Fee Fixation Committee needs to act

Published at September 14, 2017 12:01 AM 0Comment(s)748views


Fee Fixation Committee needs to act

 

There are around ten lakh students enrolled in five thousand and two hundred (5,200) privately run educational institutions in Jammu and Kashmir. Though these schools are registered with Jammu and Kashmir Board of School Education (BOSE) or Central Board of Secondary Education (CBSE), the management, and rules and regulations by and large in these schools are set by internal school administrations or the owners. The very little or no say from government in the functioning of these schools may also be one of the reasons that the students from these schools perform well than their counterparts in government-run schools in Board exams. It’s also no secret that government run schools have failed to attract parents to enroll their children despite having sufficient funds and qualified staff at their disposal. In some way or the other, the less government interference may be the cause of private schools performing better academically and otherwise, but there is also a darker reality associated with it.

There have been widespread allegations of private schools charging exorbitant fees from students and in most of the cases the allegations have been found to be true. The privately-run schools besides charging the tuition fee from the students have been rather extorting money from parents under one pretext or the other. The issue also got highlighted after Sept 2014 floods hit the valley when schools continued to charge students their tuition fees and bus and fuel charges for the time period schools remained shut. At that point JK High Court had to pass directions to restrict school managements from demanding fees which was not due to them.

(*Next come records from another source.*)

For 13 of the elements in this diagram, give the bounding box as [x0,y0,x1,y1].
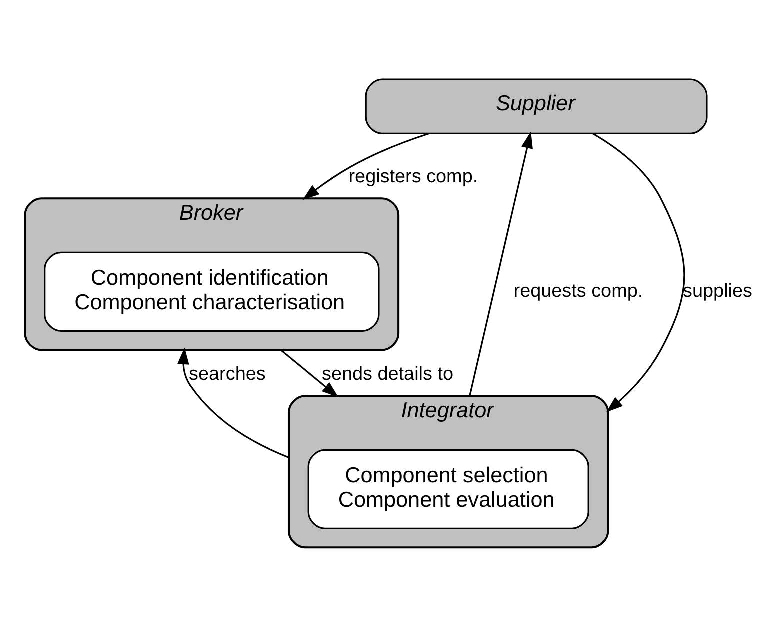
arrow [302,132,429,200]
arrow [280,348,338,398]
edge-label: registers comp. [348,166,478,188]
node-box: Supplier [364,78,708,134]
arrow [468,131,532,396]
edge-label: requests comp. [513,280,643,302]
node-box: Component identification Component characterisation [44,251,380,332]
edge-label: searches [188,364,266,385]
node-box: Component selection Component evaluation [307,448,589,529]
edge-label: supplies [682,280,752,302]
arrow [592,132,685,412]
edge-label: sends details to [321,364,453,385]
arrow [177,347,289,458]
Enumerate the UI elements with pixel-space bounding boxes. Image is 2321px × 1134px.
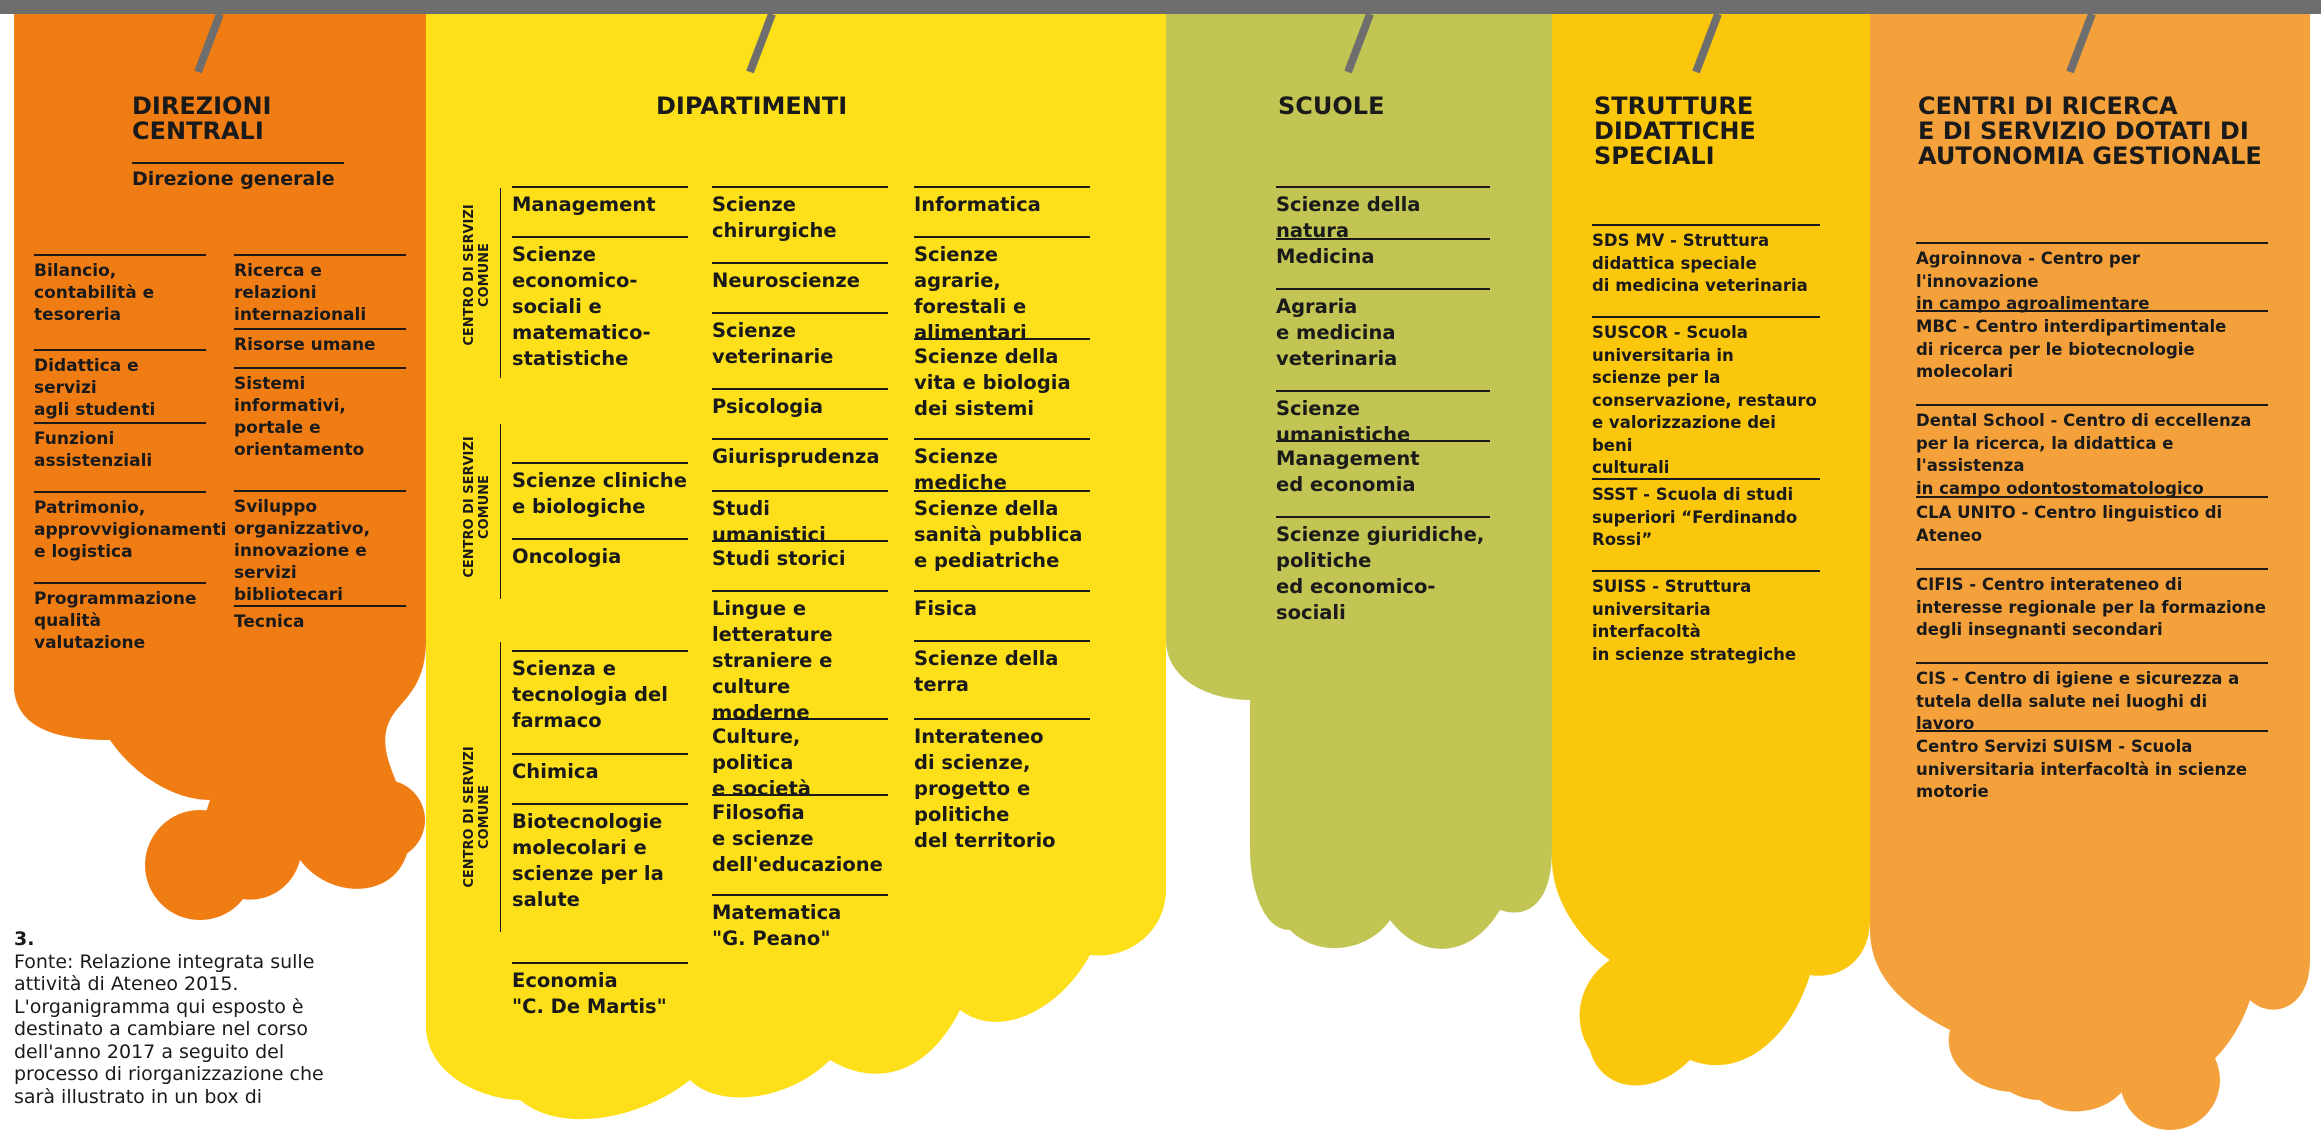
blob-strutture [1552,14,1870,1086]
dipartimento-item: Chimica [512,753,688,785]
centro-item: Dental School - Centro di eccellenza per… [1916,404,2268,500]
csc-label-1: CENTRO DI SERVIZI COMUNE [462,204,492,346]
struttura-item: SUSCOR - Scuola universitaria in scienze… [1592,316,1820,480]
figure-number: 3. [14,928,35,950]
heading-strutture: STRUTTURE DIDATTICHE SPECIALI [1594,92,1756,170]
scuola-item: Medicina [1276,238,1490,270]
centro-item: MBC - Centro interdipartimentale di rice… [1916,310,2268,384]
centro-item: CIFIS - Centro interateneo di interesse … [1916,568,2268,642]
direzione-item: Funzioni assistenziali [34,422,206,472]
dipartimento-item: Informatica [914,186,1090,218]
dipartimento-item: Biotecnologie molecolari e scienze per l… [512,803,688,913]
direzione-item: Tecnica [234,605,406,633]
scuola-item: Scienze della natura [1276,186,1490,244]
dipartimento-item: Scienze mediche [914,438,1090,496]
direzione-item: Patrimonio, approvvigionamenti e logisti… [34,491,226,563]
heading-dipartimenti: DIPARTIMENTI [656,92,848,120]
centro-item: CIS - Centro di igiene e sicurezza a tut… [1916,662,2268,736]
scuola-item: Scienze giuridiche, politiche ed economi… [1276,516,1490,626]
struttura-item: SDS MV - Struttura didattica speciale di… [1592,224,1820,298]
dipartimento-item: Neuroscienze [712,262,888,294]
blob-dipartimenti [426,14,1166,1120]
struttura-item: SUISS - Struttura universitaria interfac… [1592,570,1820,666]
figure-caption: 3. Fonte: Relazione integrata sulle atti… [14,928,334,1108]
direzione-item: Ricerca e relazioni internazionali [234,254,406,326]
dipartimento-item: Lingue e letterature straniere e culture… [712,590,888,726]
dipartimento-item: Economia "C. De Martis" [512,962,688,1020]
direzione-item: Sistemi informativi, portale e orientame… [234,367,406,461]
struttura-item: SSST - Scuola di studi superiori “Ferdin… [1592,478,1820,552]
centro-item: CLA UNITO - Centro linguistico di Ateneo [1916,496,2268,547]
dipartimento-item: Scienze della terra [914,640,1090,698]
dipartimento-item: Scienze cliniche e biologiche [512,462,688,520]
csc-divider-1 [500,188,501,378]
connector-lines [194,12,2096,74]
direzione-item: Bilancio, contabilità e tesoreria [34,254,206,326]
heading-direzioni: DIREZIONI CENTRALI [132,92,272,145]
blob-direzioni [14,14,426,900]
dipartimento-item: Giurisprudenza [712,438,888,470]
dipartimento-item: Scienze chirurgiche [712,186,888,244]
csc-divider-2 [500,424,501,599]
figure-source-text: Fonte: Relazione integrata sulle attivit… [14,950,324,1108]
centro-item: Centro Servizi SUISM - Scuola universita… [1916,730,2268,804]
dipartimento-item: Psicologia [712,388,888,420]
heading-centri: CENTRI DI RICERCA E DI SERVIZIO DOTATI D… [1918,92,2262,170]
csc-divider-3 [500,642,501,932]
blob-scuole [1166,14,1552,949]
top-bar [0,0,2321,14]
csc-label-2: CENTRO DI SERVIZI COMUNE [462,436,492,578]
heading-scuole: SCUOLE [1278,92,1385,120]
direzione-item: Didattica e servizi agli studenti [34,349,206,421]
dipartimento-item: Scienze della sanità pubblica e pediatri… [914,490,1090,574]
dipartimento-item: Interateneo di scienze, progetto e polit… [914,718,1090,854]
dipartimento-item: Management [512,186,688,218]
direzione-item: Sviluppo organizzativo, innovazione e se… [234,490,406,606]
dipartimento-item: Studi storici [712,540,888,572]
csc-label-3: CENTRO DI SERVIZI COMUNE [462,746,492,888]
direzione-generale: Direzione generale [132,162,344,190]
dipartimento-item: Culture, politica e società [712,718,888,802]
scuola-item: Management ed economia [1276,440,1490,498]
direzione-item: Risorse umane [234,328,406,356]
blob-centri [1870,14,2310,1112]
dipartimento-item: Fisica [914,590,1090,622]
scuola-item: Agraria e medicina veterinaria [1276,288,1490,372]
dipartimento-item: Oncologia [512,538,688,570]
dipartimento-item: Scienze della vita e biologia dei sistem… [914,338,1090,422]
dipartimento-item: Scienze veterinarie [712,312,888,370]
dipartimento-item: Scienze economico- sociali e matematico-… [512,236,688,372]
dipartimento-item: Filosofia e scienze dell'educazione [712,794,888,878]
centro-item: Agroinnova - Centro per l'innovazione in… [1916,242,2268,316]
direzione-item: Programmazione qualità valutazione [34,582,206,654]
dipartimento-item: Scienza e tecnologia del farmaco [512,650,688,734]
dipartimento-item: Scienze agrarie, forestali e alimentari [914,236,1090,346]
dipartimento-item: Matematica "G. Peano" [712,894,888,952]
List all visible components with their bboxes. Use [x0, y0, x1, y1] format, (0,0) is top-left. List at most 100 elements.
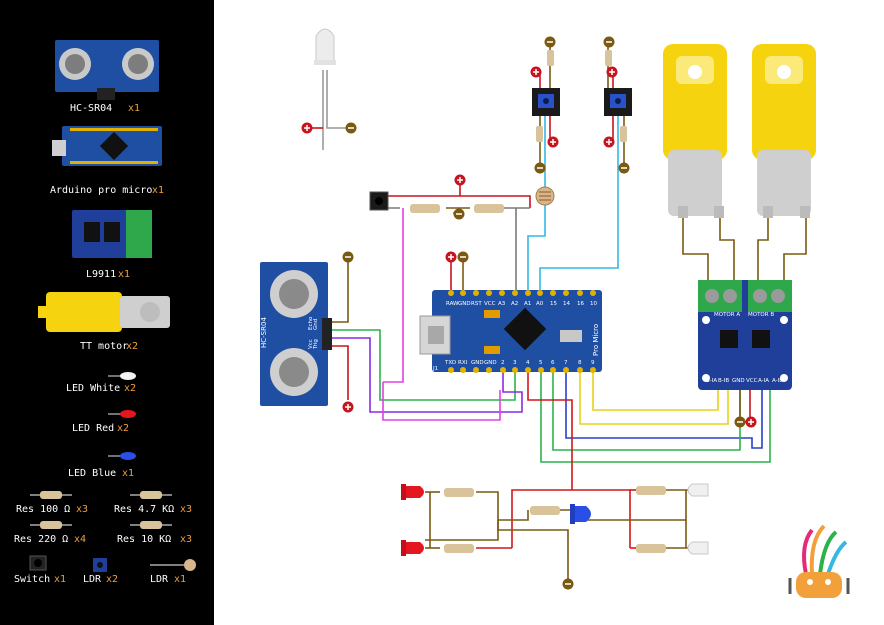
bom-qty-tt-motor: x2 — [126, 341, 138, 352]
board-pin-14: 14 — [563, 301, 570, 307]
ldr-resistors — [536, 50, 627, 142]
red-led-bottom — [401, 540, 424, 556]
board-pin-8: 8 — [578, 360, 582, 366]
hc-sr04-pin-echo: Echo — [308, 316, 314, 330]
bom-label-ldr-module: LDR — [83, 574, 102, 585]
hc-sr04-sensor: HC-SR04 Vcc Trig Echo Gnd — [260, 262, 332, 406]
board-pin-a1: A1 — [524, 301, 531, 307]
board-pin-4: 4 — [526, 360, 530, 366]
bom-label-switch: Switch — [14, 574, 50, 585]
bom-label-led-red: LED Red — [72, 423, 114, 434]
bom-arduino-image — [52, 126, 162, 166]
push-switch — [369, 191, 389, 211]
bom-qty-res-4k7: x3 — [180, 504, 192, 515]
driver-motor-a-label: MOTOR A — [714, 312, 740, 318]
board-pin-gnd-1: GND — [471, 360, 484, 366]
board-pin-16: 16 — [577, 301, 584, 307]
bom-label-driver: L9911 — [86, 269, 116, 280]
bom-label-hc-sr04: HC-SR04 — [70, 103, 112, 114]
bom-driver-image — [72, 210, 152, 258]
circuit-diagram: HC-SR04 Vcc Trig Echo Gnd — [260, 28, 850, 598]
tt-motor-right — [752, 44, 816, 218]
board-pin-rxi: RXI — [458, 360, 468, 366]
board-pin-gnd-top: GND — [458, 301, 471, 307]
bom-res-100-image — [30, 491, 72, 499]
resistor-white-top — [636, 486, 666, 495]
driver-pin-vcc: VCC — [746, 378, 758, 384]
board-pin-6: 6 — [551, 360, 555, 366]
bom-switch-image — [29, 555, 47, 571]
bom-label-res-100: Res 100 Ω — [16, 504, 70, 515]
board-pin-raw: RAW — [446, 301, 459, 307]
bom-qty-arduino: x1 — [152, 185, 164, 196]
bom-res-220-image — [30, 521, 72, 529]
bom-ldr-image — [150, 559, 196, 571]
board-pin-rst: RST — [471, 301, 482, 307]
bom-label-led-blue: LED Blue — [68, 468, 116, 479]
bom-led-red-image — [108, 410, 136, 418]
ldr-module-left — [532, 88, 560, 116]
bom-qty-ldr: x1 — [174, 574, 186, 585]
hc-sr04-board-label: HC-SR04 — [260, 317, 268, 348]
bom-qty-led-red: x2 — [117, 423, 129, 434]
resistor-red-bottom — [444, 544, 474, 553]
bom-qty-switch: x1 — [54, 574, 66, 585]
bom-qty-res-10k: x3 — [180, 534, 192, 545]
resistor-red-top — [444, 488, 474, 497]
hc-sr04-pin-vcc: Vcc — [308, 339, 314, 349]
bom-res-4k7-image — [130, 491, 172, 499]
driver-pin-b-ib: B-IB — [718, 378, 729, 384]
resistor-white-bottom — [636, 544, 666, 553]
hc-sr04-pin-trig: Trig — [313, 339, 319, 350]
driver-pin-a-ia: A-IA — [758, 378, 769, 384]
bom-label-led-white: LED White — [66, 383, 120, 394]
bom-label-res-220: Res 220 Ω — [14, 534, 68, 545]
board-j1-label: J1 — [432, 366, 438, 372]
bom-qty-res-220: x4 — [74, 534, 86, 545]
ldr-module-right — [604, 88, 632, 116]
board-top-pin-holes — [448, 290, 596, 296]
bom-led-blue-image — [108, 452, 136, 460]
board-pin-a2: A2 — [511, 301, 518, 307]
bom-tt-motor-image — [38, 292, 170, 332]
white-led-bottom-right — [687, 541, 709, 555]
board-pin-vcc: VCC — [484, 301, 496, 307]
resistor-ldr — [474, 204, 504, 213]
hc-sr04-pin-gnd: Gnd — [313, 319, 319, 330]
white-led-top — [314, 28, 336, 65]
driver-pin-gnd: GND — [732, 378, 745, 384]
board-pin-7: 7 — [564, 360, 568, 366]
board-pin-9: 9 — [591, 360, 595, 366]
board-pin-a0: A0 — [536, 301, 544, 307]
tt-motor-left — [663, 44, 727, 218]
arduino-pro-micro: RAW GND RST VCC A3 A2 A1 A0 15 14 16 10 … — [419, 290, 602, 373]
bom-qty-led-blue: x1 — [122, 468, 134, 479]
bom-qty-hc-sr04: x1 — [128, 103, 140, 114]
board-pin-3: 3 — [513, 360, 517, 366]
bom-qty-driver: x1 — [118, 269, 130, 280]
bom-qty-res-100: x3 — [76, 504, 88, 515]
bom-ldr-module-image — [93, 558, 107, 572]
board-pin-15: 15 — [550, 301, 557, 307]
bom-led-white-image — [108, 372, 136, 380]
bom-res-10k-image — [130, 521, 172, 529]
board-bottom-pin-holes — [448, 367, 596, 373]
bom-label-res-4k7: Res 4.7 KΩ — [114, 504, 174, 515]
driver-pin-b-ia: B-IA — [706, 378, 717, 384]
white-led-top-right — [687, 483, 709, 497]
board-pin-2: 2 — [501, 360, 505, 366]
bom-label-arduino: Arduino pro micro — [50, 185, 152, 196]
blue-led — [570, 504, 591, 524]
board-side-label: Pro Micro — [592, 324, 600, 356]
bom-hc-sr04-image — [55, 40, 159, 100]
bom-label-tt-motor: TT motor — [80, 341, 128, 352]
motor-driver-board: MOTOR A MOTOR B B-IA B-IB GND VCC A-IA A… — [698, 280, 792, 390]
robot-logo — [788, 524, 850, 598]
board-pin-5: 5 — [539, 360, 543, 366]
resistor-blue — [530, 506, 560, 515]
board-pin-gnd-2: GND — [484, 360, 497, 366]
board-pin-txo: TXO — [444, 360, 457, 366]
bom-qty-ldr-module: x2 — [106, 574, 118, 585]
ldr-photoresistor — [535, 186, 555, 206]
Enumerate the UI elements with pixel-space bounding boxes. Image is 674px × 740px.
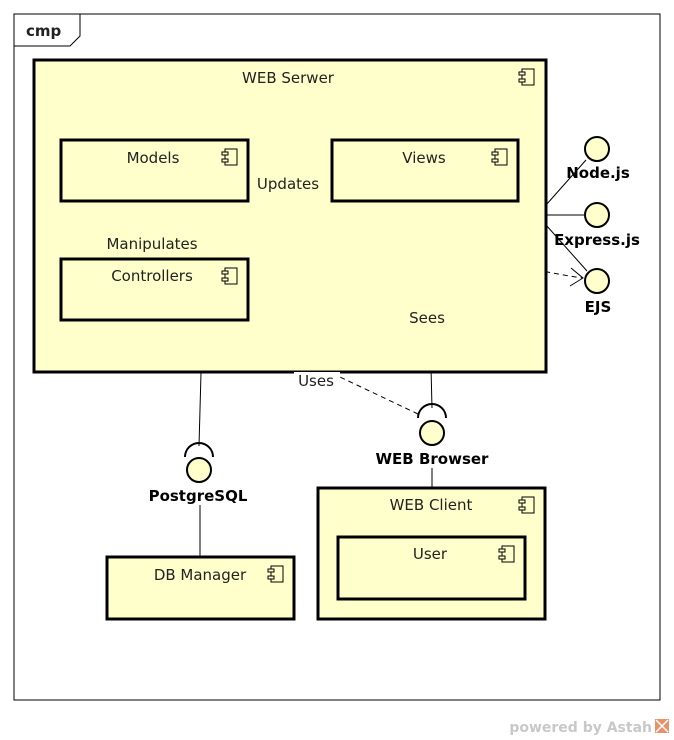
postgresql-label: PostgreSQL: [149, 487, 248, 505]
web-client-label: WEB Client: [390, 496, 473, 514]
nodejs-label: Node.js: [566, 164, 630, 182]
watermark-text: powered by Astah: [509, 720, 652, 736]
views-label: Views: [402, 149, 446, 167]
dependency-views-ejs-arrow: [569, 267, 584, 287]
uses-label: Uses: [298, 372, 334, 390]
astah-logo-icon: [655, 719, 669, 733]
diagram-frame: cmp: [13, 13, 661, 701]
interface-expressjs[interactable]: Express.js: [554, 202, 640, 249]
socket: [184, 442, 214, 458]
controllers-label: Controllers: [111, 267, 193, 285]
models-label: Models: [127, 149, 180, 167]
socket: [417, 403, 447, 419]
interface-postgresql[interactable]: PostgreSQL: [149, 442, 248, 505]
web-server-label: WEB Serwer: [242, 69, 335, 87]
interface-nodejs[interactable]: Node.js: [566, 136, 630, 182]
connector-nodejs: [545, 159, 587, 206]
astah-watermark: powered by Astah: [509, 719, 669, 736]
manipulates-label: Manipulates: [106, 235, 197, 253]
component-web-server[interactable]: WEB Serwer: [32, 58, 548, 374]
updates-label: Updates: [257, 175, 319, 193]
component-models[interactable]: Models: [59, 138, 250, 203]
connector-ejs: [545, 224, 588, 272]
web-browser-label: WEB Browser: [376, 450, 490, 468]
sees-label: Sees: [409, 309, 445, 327]
expressjs-label: Express.js: [554, 231, 640, 249]
connector-server-postgresql: [198, 372, 202, 447]
frame-title: cmp: [26, 22, 62, 40]
component-user[interactable]: User: [336, 535, 527, 601]
interface-ejs[interactable]: EJS: [584, 268, 612, 316]
ejs-label: EJS: [585, 298, 612, 316]
interface-web-browser[interactable]: WEB Browser: [376, 403, 490, 468]
db-manager-label: DB Manager: [154, 566, 247, 584]
user-label: User: [413, 545, 448, 563]
component-db-manager[interactable]: DB Manager: [105, 555, 296, 621]
component-views[interactable]: Views: [330, 138, 520, 203]
relation-labels: Updates Manipulates Sees Uses: [106, 174, 445, 390]
component-controllers[interactable]: Controllers: [59, 257, 250, 322]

The government complicity in the matter could be gauged from the fact that courts more often than not had to intervene to protect the interests of the students and parents.

Supreme Court of India in May 2016 while deciding a similar case regarding higher education ordered that ‘no capitation fee should be charged by the education institutions and these should run on no-profit-no-loss basis’.

In 2013, Jammu and Kashmir constituted School Fee Fixation Committee (SFFC) to regulate the fee structure of private schools in the State. In 2015, government appointed Justice (Retd) Hakim Imtiyaz Hussain as SFFC’s chairman. After assuming the charge Justice Hussian had said: “It is well settled now, as has been laid down by the Supreme Court of India… that commercialization and exploitation is not permissible in the Education Sector,”

“Education is treated as a noble occupation on no profit-no-loss basis. Thus, those who establish and are managing the educational institutions are not expected to indulge in undue profiteering or commercialize this noble activity,” Justice (Retd) Hakim Imtiyaz Hussain had said.

What has been going on in the state (J&K) is contrary to the aims and objective for which the Fee Fixation Committee came into existence. High Court on August 24 had to direct government to either reconstitute or extend the term of old School Fee Fixation Committee after its chairman had completed his two-year term in July this year. The Court ordered ‘government may frame a policy of increasing the fee by a certain percentage amount across the board on an annual basis as per the criteria like inflation’. High Court division bench headed by Chief Justice Badar Durrez Ahmed said that ‘in case any school requires enhancement more than the prescribed rate, then on a case to case basis, the Committee would consider the cases individually’.

But despite constituting the fee fixation committees and the HC orders, the private schools have continued with fleecing the public by charging fees under various heads and increasing the tuition fee by whatever percentage they wish. On Sept 12, government extended the term of School Fee Fixation Committee by a year. The committee now will have to show the results on ground to prove it’s just not another ineffectual government body but can actually implement the court orders and government directions on ground.

Most of the people in State already doubt the effectiveness of government or its committees to regulate the fee structure of private school in the State. There are already reports in media that after ‘intense lobbying, the private schools conglomerate has now got their way to the government to accede to annual fee hike demand of private schools and keep the SFFC disempowered’. Private schools have not only stopped charging tuition and bus fare during the winter months but have also been arbitrarily increasing the tuition fee after almost every year.  And the educational department instead of taking the corrective measures have been turning blind eye to the issue. There has been no end to capitation fee at the time of the admission in private schools.

On Sept 08, this month, the Minister for Education Syed Altaf Bukhari chaired a meeting to discuss enactment of an Act for fixation of fee structure in State’s private schools. Media quoted Bukhari as having told the high ranking state officials: “Through this Act we can fix the fee structure of private schools for the larger welfare of student community and the education system.” Education Minister as per the reports has directed the department of School Education to give inputs for the proposed Act. Will such an Act see the light of the day in view of powerful school lobby only time will tell, but the step indicates the concerned ministry is aware of the irregularities happening in private education sector. And its success will only be gauged by the results felt on the ground and not by formulations of committees and proposals for enactment of Acts in legislature.

People also expect Education Minister is aware of the ground realities that despite High Court orders and government directions, many schools collect huge sums in cash at the time of admission and increase the tuition and other fees as well as the bus fare as per their will.  People are also within their right to ask how have some schools in the valley managed to double their tuition fee in five years.